Ces questions sont d’actualité suite à la campagne sur l’initiative anti-minaret. En effet, l’article constitutionnel proposé était un leurre. Il portait exclusivement sur la question de savoir si la Suisse devait tolérer que des minarets soient construits sur son territoire. Pourquoi cette question devait être posée à la population suisse ? Est-ce qu’il y a eu ces récentes années beaucoup de constructions de minarets ? Non. Est-ce qu’il y a pléthore de demandes d’autorisation de construire ? Non. Quelle est donc la raison de ce soudain intérêt pour la forme architecturale d’un édifice religieux ? La raison est à chercher dans le jeu politique. Un parti politique, en l’espèce l’UDC, y a vu une façon de capitaliser sur une peur de la population suisse à l’égard du monde musulman et d’engranger des suffrages aux prochaines élections.

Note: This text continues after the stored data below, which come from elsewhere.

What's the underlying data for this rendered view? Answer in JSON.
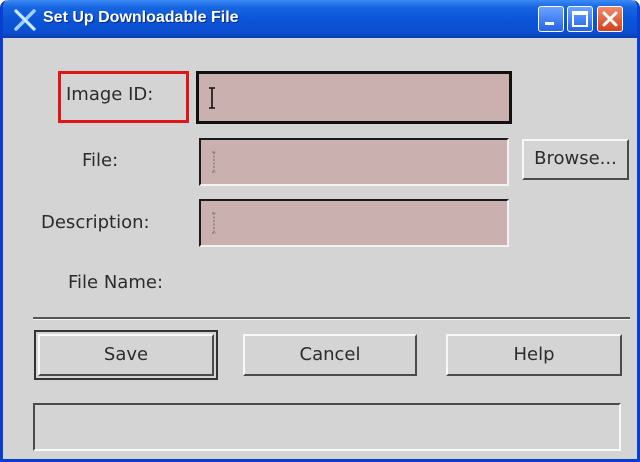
{
  "window": {
    "title": "Set Up Downloadable File",
    "app_icon": "x-icon",
    "controls": [
      "minimize-icon",
      "maximize-icon",
      "close-icon"
    ]
  },
  "form": {
    "image_id": {
      "label": "Image ID:",
      "value": ""
    },
    "file": {
      "label": "File:",
      "value": ""
    },
    "description": {
      "label": "Description:",
      "value": ""
    },
    "file_name": {
      "label": "File Name:",
      "value": ""
    }
  },
  "buttons": {
    "browse": "Browse...",
    "save": "Save",
    "cancel": "Cancel",
    "help": "Help"
  },
  "status": {
    "text": ""
  },
  "colors": {
    "titlebar": "#0a54d8",
    "field_bg": "#cbb0b0",
    "highlight": "#e01515",
    "window_bg": "#d4d4d4"
  }
}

Les conséquences en Suisse et à l’étranger d’un tel vote n’ont pas été prises en considération, seuls les résultats électoraux futures étaient important.
Or, en faisant voter l’interdiction des minarets, les initiants et les partis qui les ont soutenus se sont attaqués à ce qui fait la Suisse. Notre pays a bâti son Etat fédéral sur les principes de liberté religieuse, de non discrimination du fait de la race ou de la religion comme en témoignent les constitutions de 1848, 1874 et 2000. Ces droits fondamentaux, et la paix religieuse qui en a découlé, ont été difficiles à atteindre. Notre pays a par exemple connu une dernière guerre – civile – dont les lignes de fractures étaient religieuses.
Ainsi, le sujet religieux est par excellence un thème de conflit qui doit être manié avec retenue dans les joutes politiques. Si une communauté religieuse se sent discriminée, c’est l’intégration de ses membres qui est rendue plus difficile ; c’est potentiellement de la frustration, du rejet puis du communautarisme qui en naît. S’attaquer à la liberté religieuse, c’est porter atteinte au noyau dur de notre démocratie suisse et mettre en péril tant notre réputation international que notre sécurité. Il n’est donc pas responsable de jouer avec ces sujets pour obtenir des petits avantages de politiciens.
Un homme politique ne devrait pas prêter sa voix ni son éventuelle réputation pour défendre une initiative qui discrimine et stigmatise un groupe religieux. Dans un domaine aussi sensible, on attendrait d’un politicien responsable qu’il laisse pour quelques instants de côté le jeu politique, les phrases simplistes et manichéennes et qu’il se fasse pédagogue pour expliquer le monde et ses réalités complexes pour éviter que la peur – mauvaise conseillère – guide les votes des citoyens.